Wells Fargo Fin. Leasing, Inc. v. Pero, 11th Dist. Portage No. 2005-P-0053, 2006-Ohio- 1459, ¶ 12; Ohio Carpenters’ Fringe Benefit Fund v. Krulak, 8th Dist. Cuyahoga No. 88872, 2008-Ohio-220, ¶ 32 (“Civ.R. 60(B) does not specifically impose a requirement on the movant to file evidence in the form of affidavits, * * * [h]owever, it may be necessary where the motion requires consideration of facts, which do not appear in the record”). In the present case, Swickheimer’s alleged defense, the miscalculation of interest, does not rely on evidence extrinsic to the record.
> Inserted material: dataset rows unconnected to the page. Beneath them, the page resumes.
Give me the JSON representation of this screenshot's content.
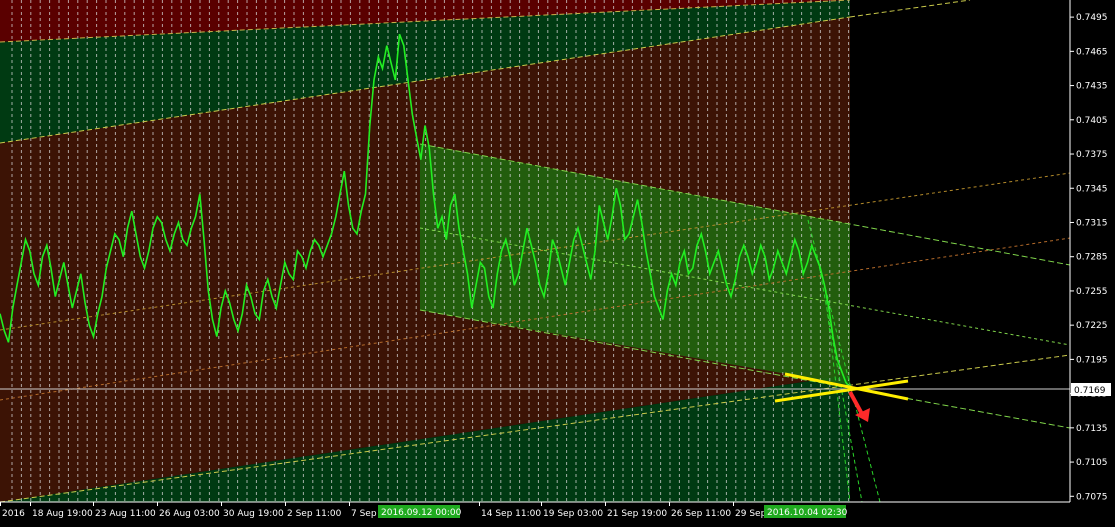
{
  "chart_data": {
    "type": "line",
    "instrument_series": "price",
    "ylim": [
      0.707,
      0.751
    ],
    "y_ticks": [
      "0.7495",
      "0.7465",
      "0.7435",
      "0.7405",
      "0.7375",
      "0.7345",
      "0.7315",
      "0.7285",
      "0.7255",
      "0.7225",
      "0.7195",
      "0.7165",
      "0.7135",
      "0.7105",
      "0.7075"
    ],
    "current_price": "0.7169",
    "x_ticks": [
      "2016",
      "18 Aug 19:00",
      "23 Aug 11:00",
      "26 Aug 03:00",
      "30 Aug 19:00",
      "2 Sep 11:00",
      "7 Sep 0",
      "14 Sep 11:00",
      "19 Sep 03:00",
      "21 Sep 19:00",
      "26 Sep 11:00",
      "29 Sep"
    ],
    "x_highlight_tags": [
      "2016.09.12 00:00",
      "2016.10.04 02:30"
    ],
    "grid": "vertical dashed",
    "price_y": [
      0.7235,
      0.722,
      0.721,
      0.724,
      0.726,
      0.728,
      0.73,
      0.729,
      0.727,
      0.726,
      0.7285,
      0.7295,
      0.7275,
      0.725,
      0.7265,
      0.728,
      0.726,
      0.724,
      0.7255,
      0.727,
      0.7245,
      0.7225,
      0.7215,
      0.7235,
      0.725,
      0.7275,
      0.729,
      0.7305,
      0.73,
      0.7285,
      0.731,
      0.7325,
      0.7305,
      0.7285,
      0.7275,
      0.729,
      0.731,
      0.732,
      0.7315,
      0.73,
      0.729,
      0.7305,
      0.7315,
      0.73,
      0.7295,
      0.731,
      0.732,
      0.734,
      0.73,
      0.7255,
      0.723,
      0.7215,
      0.724,
      0.7255,
      0.7245,
      0.723,
      0.722,
      0.7235,
      0.726,
      0.725,
      0.7235,
      0.723,
      0.7255,
      0.7265,
      0.725,
      0.724,
      0.726,
      0.728,
      0.727,
      0.7265,
      0.729,
      0.7285,
      0.7275,
      0.729,
      0.73,
      0.7295,
      0.7285,
      0.7295,
      0.7305,
      0.732,
      0.734,
      0.736,
      0.733,
      0.731,
      0.7305,
      0.7325,
      0.734,
      0.74,
      0.744,
      0.746,
      0.745,
      0.747,
      0.7455,
      0.744,
      0.748,
      0.747,
      0.744,
      0.741,
      0.739,
      0.737,
      0.74,
      0.738,
      0.734,
      0.731,
      0.732,
      0.73,
      0.733,
      0.734,
      0.731,
      0.729,
      0.727,
      0.724,
      0.726,
      0.728,
      0.7275,
      0.725,
      0.724,
      0.727,
      0.729,
      0.73,
      0.7285,
      0.726,
      0.727,
      0.729,
      0.731,
      0.7295,
      0.728,
      0.726,
      0.725,
      0.727,
      0.73,
      0.729,
      0.7275,
      0.726,
      0.728,
      0.73,
      0.731,
      0.7295,
      0.728,
      0.7265,
      0.729,
      0.733,
      0.7315,
      0.73,
      0.732,
      0.7345,
      0.733,
      0.73,
      0.7305,
      0.732,
      0.7335,
      0.7315,
      0.729,
      0.727,
      0.725,
      0.724,
      0.723,
      0.7255,
      0.727,
      0.726,
      0.728,
      0.729,
      0.727,
      0.7275,
      0.7295,
      0.7305,
      0.729,
      0.727,
      0.728,
      0.729,
      0.7275,
      0.726,
      0.725,
      0.7265,
      0.7285,
      0.7295,
      0.7285,
      0.727,
      0.728,
      0.7295,
      0.7285,
      0.7265,
      0.7275,
      0.729,
      0.728,
      0.727,
      0.7285,
      0.73,
      0.729,
      0.727,
      0.728,
      0.7295,
      0.7285,
      0.7275,
      0.726,
      0.724,
      0.7215,
      0.7195,
      0.7185,
      0.7175,
      0.717
    ]
  },
  "markers": {
    "down_arrow_color": "#ff2a2a",
    "cross_color": "#ffee00"
  }
}
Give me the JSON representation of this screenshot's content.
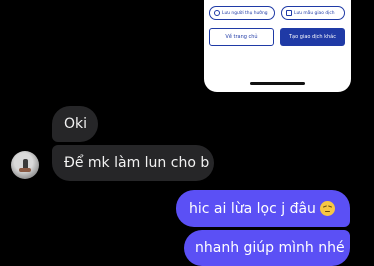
{
  "shared_screenshot": {
    "buttons": {
      "save_recipient": "Lưu người thụ hưởng",
      "save_template": "Lưu mẫu giao dịch",
      "back_home": "Về trang chủ",
      "new_transaction": "Tạo giao dịch khác"
    }
  },
  "messages": [
    {
      "side": "in",
      "text": "Oki"
    },
    {
      "side": "in",
      "text": "Để mk làm lun cho b"
    },
    {
      "side": "out",
      "text": "hic ai lừa lọc j đâu",
      "emoji": "disappointed-face"
    },
    {
      "side": "out",
      "text": "nhanh giúp mình nhé"
    }
  ],
  "colors": {
    "background": "#000000",
    "incoming_bubble": "#262628",
    "outgoing_bubble": "#5b50f5",
    "bank_primary": "#1f3aa6"
  }
}
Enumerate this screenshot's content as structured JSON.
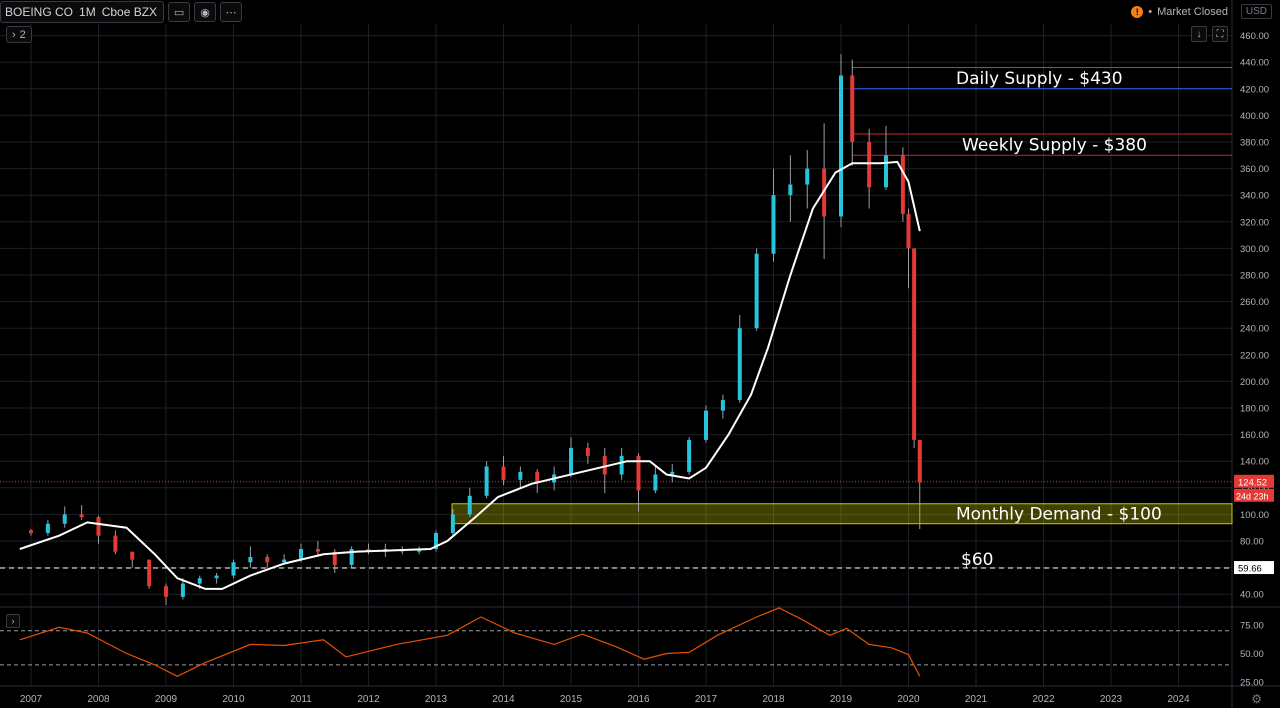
{
  "symbol": {
    "name": "BOEING CO",
    "interval": "1M",
    "exchange": "Cboe BZX"
  },
  "legend_count": "2",
  "market_status": "Market Closed",
  "market_icon": "!",
  "currency": "USD",
  "countdown": "24d 23h",
  "colors": {
    "up": "#26c6da",
    "up_alt": "#00e676",
    "down": "#e53935",
    "ma": "#ffffff",
    "rsi": "#e65100",
    "daily_zone": "#2962ff",
    "weekly_zone": "#c62828",
    "demand_zone": "#c8c800"
  },
  "chart_data": [
    {
      "type": "candlestick",
      "symbol": "BOEING CO",
      "interval": "1M",
      "ylim": [
        30,
        470
      ],
      "y_ticks": [
        40,
        60,
        80,
        100,
        120,
        140,
        160,
        180,
        200,
        220,
        240,
        260,
        280,
        300,
        320,
        340,
        360,
        380,
        400,
        420,
        440,
        460
      ],
      "x_ticks": [
        "2007",
        "2008",
        "2009",
        "2010",
        "2011",
        "2012",
        "2013",
        "2014",
        "2015",
        "2016",
        "2017",
        "2018",
        "2019",
        "2020",
        "2021",
        "2022",
        "2023",
        "2024"
      ],
      "grid": true,
      "price_labels": [
        {
          "value": 124.52,
          "text": "124.52"
        },
        {
          "value": 59.66,
          "text": "59.66"
        }
      ],
      "annotations": [
        {
          "text": "Daily Supply - $430",
          "kind": "zone",
          "y_top": 436,
          "y_bottom": 420,
          "color": "#2962ff"
        },
        {
          "text": "Weekly Supply - $380",
          "kind": "zone",
          "y_top": 386,
          "y_bottom": 370,
          "color": "#c62828"
        },
        {
          "text": "Monthly Demand - $100",
          "kind": "zone",
          "y_top": 108,
          "y_bottom": 93,
          "color": "#c8c800"
        },
        {
          "text": "$60",
          "kind": "level",
          "y": 59.66
        }
      ],
      "ma_points": [
        [
          "2006-11",
          74
        ],
        [
          "2007-06",
          84
        ],
        [
          "2007-11",
          94
        ],
        [
          "2008-06",
          90
        ],
        [
          "2008-11",
          70
        ],
        [
          "2009-03",
          52
        ],
        [
          "2009-08",
          44
        ],
        [
          "2009-11",
          44
        ],
        [
          "2010-04",
          54
        ],
        [
          "2010-10",
          63
        ],
        [
          "2011-05",
          70
        ],
        [
          "2011-11",
          72
        ],
        [
          "2012-06",
          73
        ],
        [
          "2012-12",
          74
        ],
        [
          "2013-03",
          80
        ],
        [
          "2013-08",
          98
        ],
        [
          "2013-12",
          113
        ],
        [
          "2014-06",
          123
        ],
        [
          "2014-12",
          129
        ],
        [
          "2015-06",
          135
        ],
        [
          "2015-11",
          140
        ],
        [
          "2016-03",
          140
        ],
        [
          "2016-06",
          130
        ],
        [
          "2016-10",
          127
        ],
        [
          "2017-01",
          135
        ],
        [
          "2017-05",
          160
        ],
        [
          "2017-09",
          190
        ],
        [
          "2017-12",
          225
        ],
        [
          "2018-04",
          280
        ],
        [
          "2018-08",
          330
        ],
        [
          "2018-12",
          357
        ],
        [
          "2019-03",
          364
        ],
        [
          "2019-08",
          364
        ],
        [
          "2019-11",
          365
        ],
        [
          "2020-01",
          350
        ],
        [
          "2020-03",
          313
        ]
      ],
      "candles": [
        [
          "2007-01",
          88,
          89,
          84,
          86
        ],
        [
          "2007-04",
          86,
          96,
          84,
          93
        ],
        [
          "2007-07",
          93,
          106,
          90,
          100
        ],
        [
          "2007-10",
          100,
          107,
          96,
          98
        ],
        [
          "2008-01",
          98,
          99,
          78,
          84
        ],
        [
          "2008-04",
          84,
          88,
          70,
          72
        ],
        [
          "2008-07",
          72,
          70,
          60,
          66
        ],
        [
          "2008-10",
          66,
          66,
          44,
          46
        ],
        [
          "2009-01",
          46,
          48,
          32,
          38
        ],
        [
          "2009-04",
          38,
          52,
          36,
          48
        ],
        [
          "2009-07",
          48,
          54,
          44,
          52
        ],
        [
          "2009-10",
          52,
          56,
          48,
          54
        ],
        [
          "2010-01",
          54,
          66,
          52,
          64
        ],
        [
          "2010-04",
          64,
          76,
          60,
          68
        ],
        [
          "2010-07",
          68,
          70,
          60,
          64
        ],
        [
          "2010-10",
          64,
          70,
          62,
          66
        ],
        [
          "2011-01",
          66,
          78,
          64,
          74
        ],
        [
          "2011-04",
          74,
          80,
          68,
          72
        ],
        [
          "2011-07",
          72,
          74,
          56,
          62
        ],
        [
          "2011-10",
          62,
          76,
          60,
          74
        ],
        [
          "2012-01",
          74,
          78,
          70,
          72
        ],
        [
          "2012-04",
          72,
          78,
          68,
          74
        ],
        [
          "2012-07",
          74,
          76,
          70,
          72
        ],
        [
          "2012-10",
          72,
          76,
          70,
          74
        ],
        [
          "2013-01",
          74,
          88,
          72,
          86
        ],
        [
          "2013-04",
          86,
          104,
          84,
          100
        ],
        [
          "2013-07",
          100,
          120,
          98,
          114
        ],
        [
          "2013-10",
          114,
          140,
          112,
          136
        ],
        [
          "2014-01",
          136,
          144,
          122,
          126
        ],
        [
          "2014-04",
          126,
          136,
          120,
          132
        ],
        [
          "2014-07",
          132,
          134,
          116,
          124
        ],
        [
          "2014-10",
          124,
          136,
          118,
          130
        ],
        [
          "2015-01",
          130,
          158,
          128,
          150
        ],
        [
          "2015-04",
          150,
          154,
          138,
          144
        ],
        [
          "2015-07",
          144,
          150,
          116,
          130
        ],
        [
          "2015-10",
          130,
          150,
          126,
          144
        ],
        [
          "2016-01",
          144,
          146,
          102,
          118
        ],
        [
          "2016-04",
          118,
          136,
          116,
          130
        ],
        [
          "2016-07",
          130,
          138,
          124,
          132
        ],
        [
          "2016-10",
          132,
          158,
          130,
          156
        ],
        [
          "2017-01",
          156,
          182,
          154,
          178
        ],
        [
          "2017-04",
          178,
          190,
          172,
          186
        ],
        [
          "2017-07",
          186,
          250,
          184,
          240
        ],
        [
          "2017-10",
          240,
          300,
          238,
          296
        ],
        [
          "2018-01",
          296,
          360,
          290,
          340
        ],
        [
          "2018-04",
          340,
          370,
          320,
          348
        ],
        [
          "2018-07",
          348,
          374,
          330,
          360
        ],
        [
          "2018-10",
          360,
          394,
          292,
          324
        ],
        [
          "2019-01",
          324,
          446,
          316,
          430
        ],
        [
          "2019-03",
          430,
          442,
          362,
          380
        ],
        [
          "2019-06",
          380,
          390,
          330,
          346
        ],
        [
          "2019-09",
          346,
          392,
          344,
          370
        ],
        [
          "2019-12",
          370,
          376,
          320,
          326
        ],
        [
          "2020-01",
          326,
          330,
          270,
          300
        ],
        [
          "2020-02",
          300,
          300,
          150,
          156
        ],
        [
          "2020-03",
          156,
          156,
          89,
          124
        ]
      ],
      "rsi": {
        "levels": [
          70,
          40
        ],
        "ticks": [
          25,
          50,
          75
        ],
        "points": [
          [
            "2006-11",
            62
          ],
          [
            "2007-06",
            73
          ],
          [
            "2007-11",
            68
          ],
          [
            "2008-06",
            50
          ],
          [
            "2008-11",
            40
          ],
          [
            "2009-03",
            30
          ],
          [
            "2009-08",
            42
          ],
          [
            "2010-04",
            58
          ],
          [
            "2010-10",
            57
          ],
          [
            "2011-05",
            62
          ],
          [
            "2011-09",
            47
          ],
          [
            "2012-06",
            58
          ],
          [
            "2013-03",
            66
          ],
          [
            "2013-09",
            82
          ],
          [
            "2014-03",
            68
          ],
          [
            "2014-10",
            58
          ],
          [
            "2015-03",
            67
          ],
          [
            "2015-09",
            56
          ],
          [
            "2016-02",
            45
          ],
          [
            "2016-06",
            50
          ],
          [
            "2016-10",
            51
          ],
          [
            "2017-03",
            66
          ],
          [
            "2017-10",
            82
          ],
          [
            "2018-02",
            90
          ],
          [
            "2018-06",
            80
          ],
          [
            "2018-11",
            66
          ],
          [
            "2019-02",
            72
          ],
          [
            "2019-06",
            58
          ],
          [
            "2019-10",
            55
          ],
          [
            "2020-01",
            49
          ],
          [
            "2020-03",
            30
          ]
        ]
      }
    }
  ]
}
The printout from The Calculator Site calculates interest that is compounded monthly. Inasmuch as this calculation is contrary to the terms of the Note that interest is to be calculated at 5% per annum and that interest at the rate of 1.5% compounded monthly shall accrue from the date of demand, Swickheimer has alleged facts presenting a meritorious defense.
Case No. 2022-L-069 {¶18} In the recalculation of interest, the date of demand will be significant for the application of the default interest rate. We note that Hager’s Affidavit states that he “made demand for payment in full from the Maker in November, 2017.” The trial court’s April 28, 2022 Judgment Entry acknowledges that “Plaintiff made demand for payment in full” but did not incorporate the date of demand. In seeking relief from judgment, Swickheimer could not be expected to challenge the demand date when that date was not part of the judgment. For the reasons stated above, merely contesting whether demand was made is not a meritorious defense inasmuch as the filing of the lawsuit constitutes demand for payment. On remand, Swickheimer will be able to contest what the proper date of demand should be for the purposes of calculating default interest.
{¶19} Swickheimer’s assignments of error are with merit.
{¶20} For the foregoing reasons, we reverse the Judgment of the lower court and remand for further proceedings consistent with this Opinion. Costs to be taxed against the appellee.
JOHN J. EKLUND, P.J., MARY JANE TRAPP, J., concur.